Avant, je faisais un peu partie de ceux qui râlent dans toutes les conférences que le wifi est mauvais ou nul, que ça capte pas dans l’amphi, tout ça. Et puis j’ai réalisé que les choses n’étaient pas si évidentes…

La pyramide de la hiérachie des besoins de Maslow, fameusement détournée et mise à jour. Pour en savoir plus http://fr.wikipedia.org/wiki/Pyramide_des_besoins

La pyramide de la hiérarchie des besoins de Maslow, fameusement détournée et mise à jour. Pour en savoir plus.

 

Depuis une dizaine d’années, à Lurs, pendant les Rencontres, nous ouvrons le Wifi à tous. Au début, vous savez quoi ? C’était audacieux, innovant, tout ça quôa. Déjà, on me signala que j’étais le premier à appeler France Télécom pour ouvrir une ligne ADSL sur le village. Et ce n’était pas si facile : Wanadoo, ainsi nommé à l’époque, n’avait pas prévu le coup du multi-utilisateurs, et du partage, ainsi quiconque se baladait sur le web pouvait relever NOS mails sur leur site :-) La hotline complètement incompétente soupçonnait le mac et me demandait d’utiliser Windows pour naviguer sur internet. Tout ça tout ça : “Je vous parle d’un temps…”

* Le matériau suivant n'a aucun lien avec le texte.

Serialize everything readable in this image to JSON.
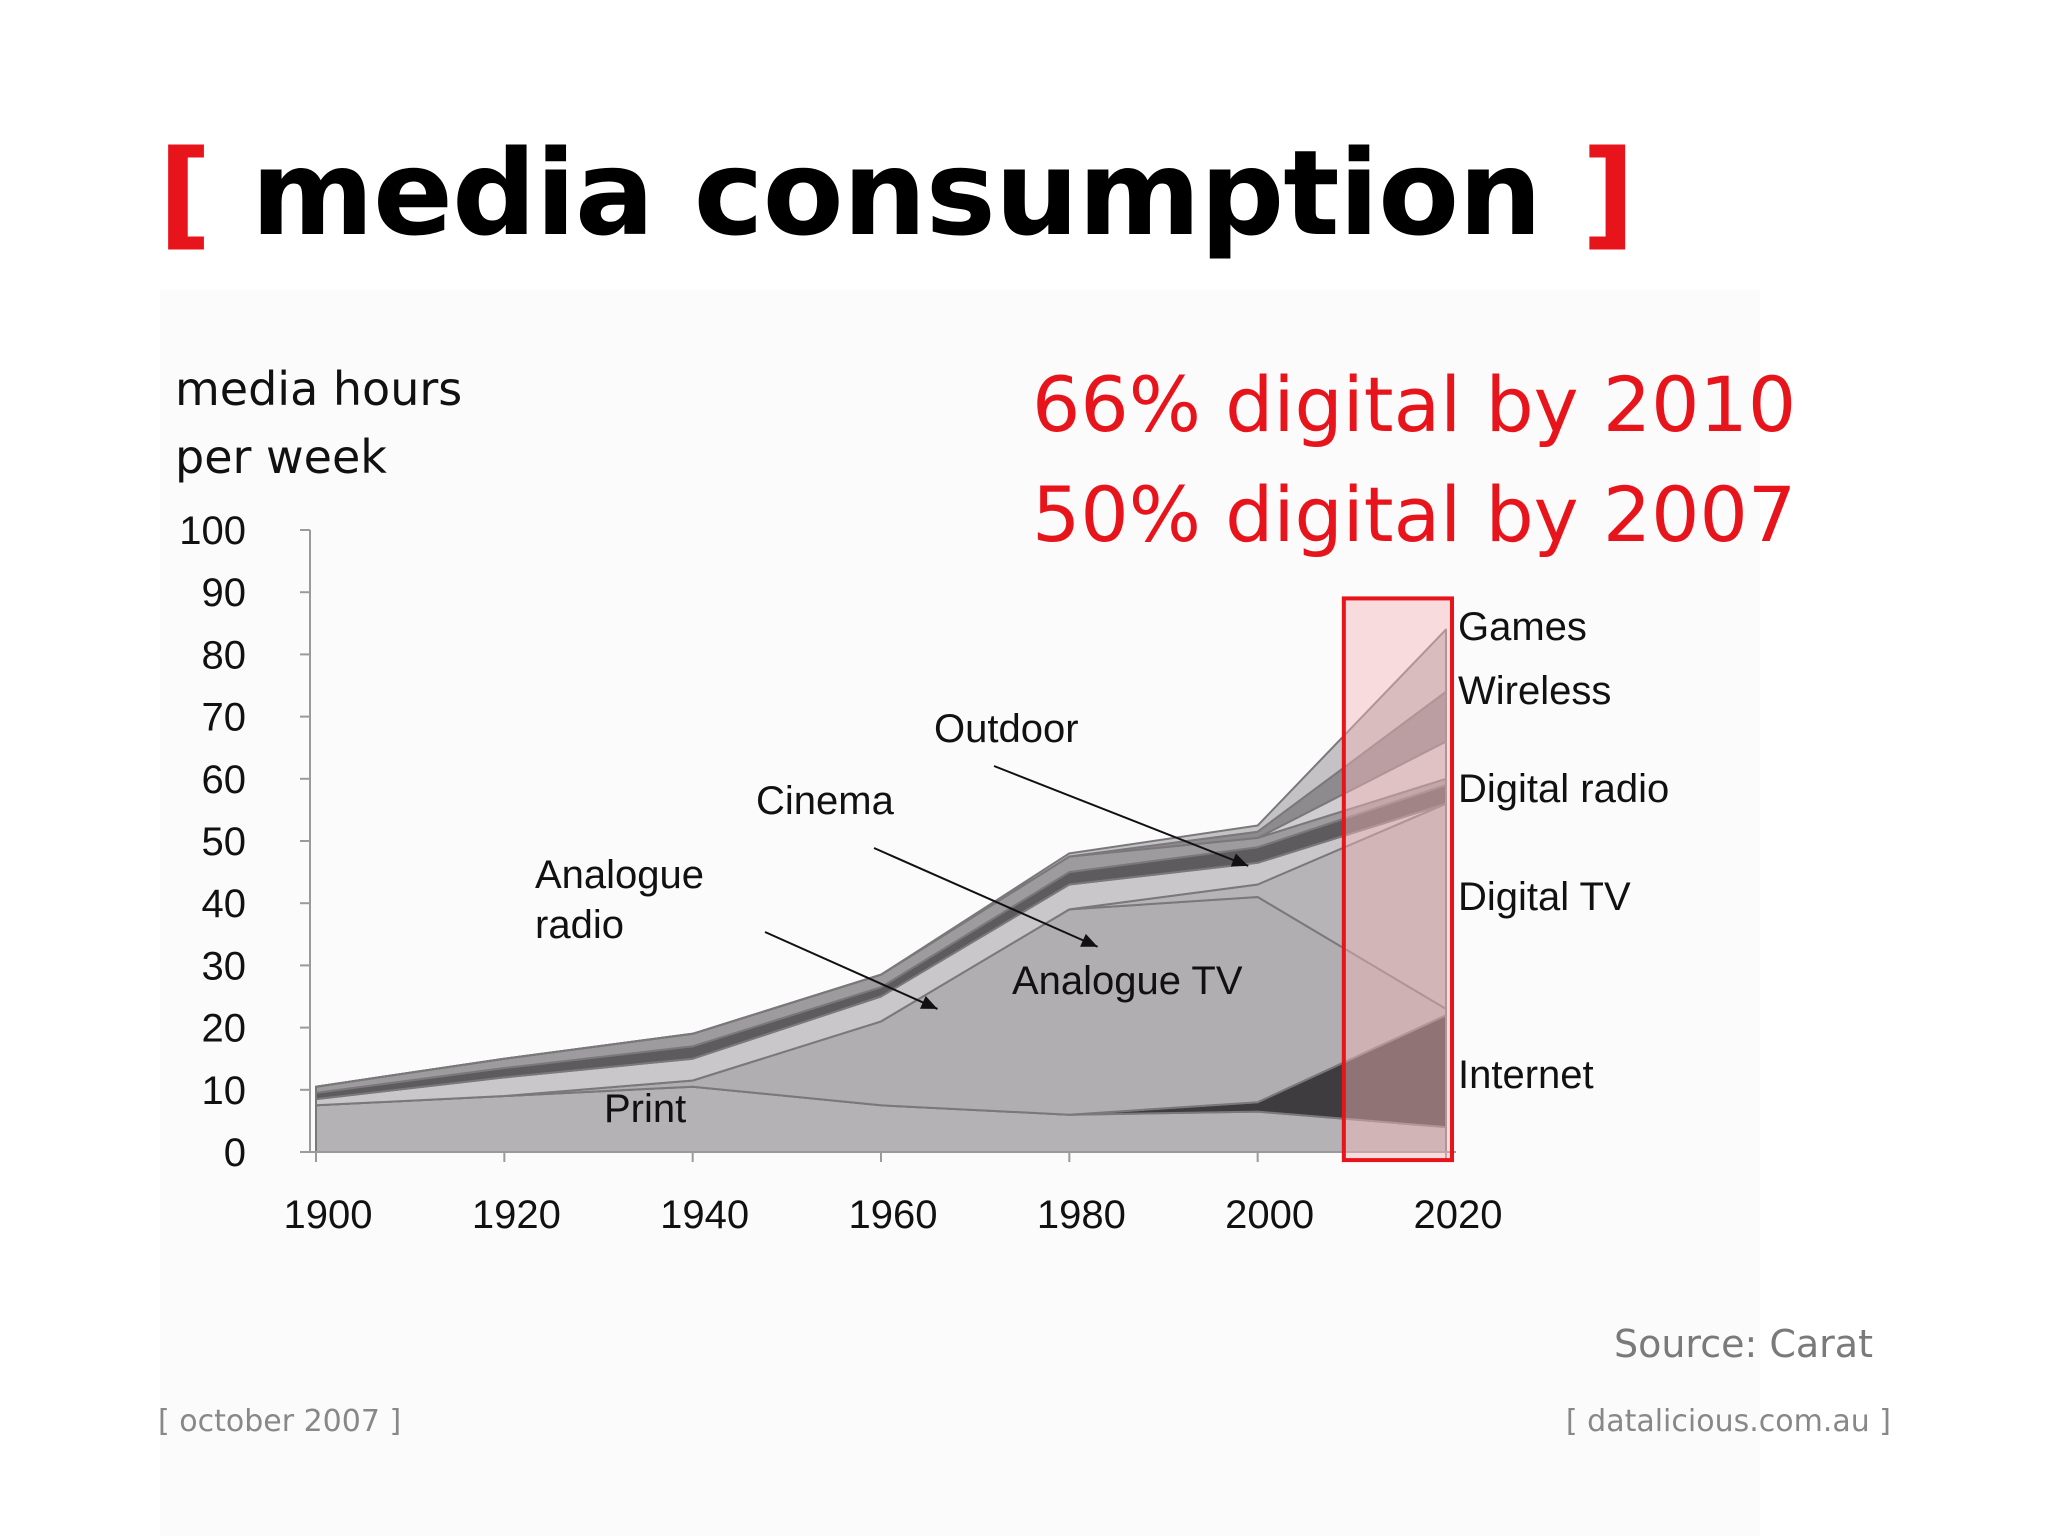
{
  "slide": {
    "title_open": "[",
    "title_text": " media consumption ",
    "title_close": "]",
    "ylabel_line1": "media hours",
    "ylabel_line2": "per week",
    "headline_1": "66% digital by 2010",
    "headline_2": "50% digital by 2007",
    "source": "Source: Carat",
    "footer_left": "[ october 2007 ]",
    "footer_right": "[ datalicious.com.au ]"
  },
  "colors": {
    "accent_red": "#e8141c",
    "highlight_fill": "#f4b6b8",
    "print": "#b4b2b4",
    "analogue_tv": "#b0aeb0",
    "analogue_radio": "#c9c7c9",
    "cinema": "#5d5b5e",
    "outdoor": "#9d9b9e",
    "internet": "#3e3c3f",
    "digital_tv": "#b6b4b6",
    "digital_radio": "#cfcdcf",
    "wireless": "#8d8b8e",
    "games": "#c4c2c4",
    "edge": "#7a787b"
  },
  "chart_data": {
    "type": "area",
    "stacked": true,
    "ylabel": "media hours per week",
    "xlabel": "",
    "x": [
      1900,
      1920,
      1940,
      1960,
      1980,
      2000,
      2020
    ],
    "xticks": [
      "1900",
      "1920",
      "1940",
      "1960",
      "1980",
      "2000",
      "2020"
    ],
    "yticks": [
      "0",
      "10",
      "20",
      "30",
      "40",
      "50",
      "60",
      "70",
      "80",
      "90",
      "100"
    ],
    "ylim": [
      0,
      100
    ],
    "xlim": [
      1900,
      2020
    ],
    "grid": false,
    "series": [
      {
        "name": "Print",
        "values": [
          7.5,
          9,
          10.5,
          7.5,
          6,
          6.5,
          4
        ]
      },
      {
        "name": "Internet",
        "values": [
          0,
          0,
          0,
          0,
          0,
          1.5,
          18
        ]
      },
      {
        "name": "Analogue TV",
        "values": [
          0,
          0,
          1,
          13.5,
          33,
          33,
          1
        ]
      },
      {
        "name": "Digital TV",
        "values": [
          0,
          0,
          0,
          0,
          0,
          2,
          33
        ]
      },
      {
        "name": "Analogue radio",
        "values": [
          1,
          3,
          3.5,
          4,
          4,
          3.5,
          0
        ]
      },
      {
        "name": "Cinema",
        "values": [
          1,
          1.5,
          2,
          1.5,
          2,
          2.5,
          3
        ]
      },
      {
        "name": "Outdoor",
        "values": [
          1,
          1.5,
          2,
          2,
          2.5,
          1.5,
          1
        ]
      },
      {
        "name": "Digital radio",
        "values": [
          0,
          0,
          0,
          0,
          0,
          0,
          6
        ]
      },
      {
        "name": "Wireless",
        "values": [
          0,
          0,
          0,
          0,
          0,
          1,
          8
        ]
      },
      {
        "name": "Games",
        "values": [
          0,
          0,
          0,
          0,
          0.5,
          1,
          10
        ]
      }
    ],
    "highlight_range": [
      2010,
      2020
    ],
    "annotations": [
      {
        "name": "Analogue radio",
        "text_lines": [
          "Analogue",
          "radio"
        ],
        "arrow_to": [
          1966,
          23
        ]
      },
      {
        "name": "Cinema",
        "text_lines": [
          "Cinema"
        ],
        "arrow_to": [
          1983,
          33
        ]
      },
      {
        "name": "Outdoor",
        "text_lines": [
          "Outdoor"
        ],
        "arrow_to": [
          1999,
          46
        ]
      },
      {
        "name": "Analogue TV",
        "text_lines": [
          "Analogue TV"
        ],
        "arrow_to": null
      },
      {
        "name": "Print",
        "text_lines": [
          "Print"
        ],
        "arrow_to": null
      }
    ],
    "right_labels": [
      "Games",
      "Wireless",
      "Digital radio",
      "Digital TV",
      "Internet"
    ]
  }
}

Alors ensuite, ça marchait fort bien. Quelques personnes s’installaient dans un coin à l’ombre sur la terrasse, au frais dans un escalier, ouvraient leur ordinateur portable de temps en temps et téléchargeaient leur mail avec un sourire plein de reconnaissance pour notre générosité. Voilà comment c’était cool.

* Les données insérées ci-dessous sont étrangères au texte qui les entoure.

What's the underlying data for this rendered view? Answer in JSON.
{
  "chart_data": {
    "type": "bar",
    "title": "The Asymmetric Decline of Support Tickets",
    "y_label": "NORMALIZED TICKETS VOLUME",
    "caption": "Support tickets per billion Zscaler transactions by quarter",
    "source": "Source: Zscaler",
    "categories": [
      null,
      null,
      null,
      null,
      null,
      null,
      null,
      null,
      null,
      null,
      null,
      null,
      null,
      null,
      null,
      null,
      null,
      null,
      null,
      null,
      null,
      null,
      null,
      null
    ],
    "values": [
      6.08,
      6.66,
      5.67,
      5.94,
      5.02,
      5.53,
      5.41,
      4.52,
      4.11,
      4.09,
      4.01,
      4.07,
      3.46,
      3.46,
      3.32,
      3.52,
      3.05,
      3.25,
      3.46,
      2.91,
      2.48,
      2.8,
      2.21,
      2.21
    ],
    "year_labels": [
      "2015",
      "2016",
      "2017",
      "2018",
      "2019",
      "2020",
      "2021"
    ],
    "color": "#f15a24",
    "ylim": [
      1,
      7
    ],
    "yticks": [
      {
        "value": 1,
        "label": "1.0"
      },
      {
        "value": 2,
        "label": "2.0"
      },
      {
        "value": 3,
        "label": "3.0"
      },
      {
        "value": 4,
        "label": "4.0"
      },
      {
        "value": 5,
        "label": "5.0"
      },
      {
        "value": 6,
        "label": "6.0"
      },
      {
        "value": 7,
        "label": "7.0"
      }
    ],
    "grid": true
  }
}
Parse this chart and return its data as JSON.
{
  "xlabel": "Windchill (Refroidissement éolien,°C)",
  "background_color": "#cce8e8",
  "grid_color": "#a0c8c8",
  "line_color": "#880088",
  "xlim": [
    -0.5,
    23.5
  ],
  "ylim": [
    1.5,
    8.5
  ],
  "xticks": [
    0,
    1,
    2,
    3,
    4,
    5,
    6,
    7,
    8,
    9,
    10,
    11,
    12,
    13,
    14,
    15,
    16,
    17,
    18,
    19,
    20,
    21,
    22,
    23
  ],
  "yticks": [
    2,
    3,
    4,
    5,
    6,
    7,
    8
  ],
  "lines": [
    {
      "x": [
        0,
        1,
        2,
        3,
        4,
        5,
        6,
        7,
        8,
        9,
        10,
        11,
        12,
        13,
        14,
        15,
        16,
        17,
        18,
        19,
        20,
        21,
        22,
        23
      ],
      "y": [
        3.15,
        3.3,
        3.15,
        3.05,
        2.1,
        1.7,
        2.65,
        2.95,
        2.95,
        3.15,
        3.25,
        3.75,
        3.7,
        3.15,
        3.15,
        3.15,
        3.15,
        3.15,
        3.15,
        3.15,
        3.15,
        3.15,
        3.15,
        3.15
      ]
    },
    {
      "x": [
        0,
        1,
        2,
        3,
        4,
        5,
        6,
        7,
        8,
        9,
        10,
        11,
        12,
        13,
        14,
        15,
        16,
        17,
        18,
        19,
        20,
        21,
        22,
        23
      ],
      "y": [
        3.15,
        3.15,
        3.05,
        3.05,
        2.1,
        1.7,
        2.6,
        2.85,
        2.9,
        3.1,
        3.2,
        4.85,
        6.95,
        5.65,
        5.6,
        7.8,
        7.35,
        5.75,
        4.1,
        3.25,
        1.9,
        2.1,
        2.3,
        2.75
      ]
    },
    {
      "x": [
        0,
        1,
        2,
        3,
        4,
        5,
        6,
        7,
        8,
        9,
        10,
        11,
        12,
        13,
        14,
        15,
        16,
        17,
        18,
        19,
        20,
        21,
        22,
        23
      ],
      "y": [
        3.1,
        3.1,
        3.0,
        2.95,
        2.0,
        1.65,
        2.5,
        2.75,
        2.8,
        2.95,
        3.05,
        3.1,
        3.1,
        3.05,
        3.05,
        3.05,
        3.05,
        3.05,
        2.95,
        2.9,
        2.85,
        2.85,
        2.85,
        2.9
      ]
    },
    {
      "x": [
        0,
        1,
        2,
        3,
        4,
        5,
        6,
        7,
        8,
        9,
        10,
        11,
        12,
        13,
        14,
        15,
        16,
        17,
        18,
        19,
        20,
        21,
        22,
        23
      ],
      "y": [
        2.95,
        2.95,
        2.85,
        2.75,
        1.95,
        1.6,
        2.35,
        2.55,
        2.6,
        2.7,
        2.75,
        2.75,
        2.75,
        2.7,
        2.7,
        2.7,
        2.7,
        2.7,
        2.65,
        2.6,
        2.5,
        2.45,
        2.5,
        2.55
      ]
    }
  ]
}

Mais depuis quelques années, le réseau est devenu très mauvais. Impossible de se connecter, mauvaise réception, la plupart du temps et des lenteurs importantes. Alors on a acheté des répéteurs pour améliorer ça. En vain. J’ai pensé que le problème était technique, et puis j’ai réalisé que pas seulement…

J’ai compris cet été, en regardant le public, et mes poches, que nous saturons le wifi dès que nous arrivons. Ce n’est pas nous qui utilisons le wifi, ce sont nos devices. Car pour nous, je veux dire nous les utilisateurs, plus de bande passante disponible. Les appareils conversent tous seuls sur le réseau et le saturent. Ils le font silencieusement. Dans le champ du wifi, nous émettons des données toute la journée. Nos poches quoi.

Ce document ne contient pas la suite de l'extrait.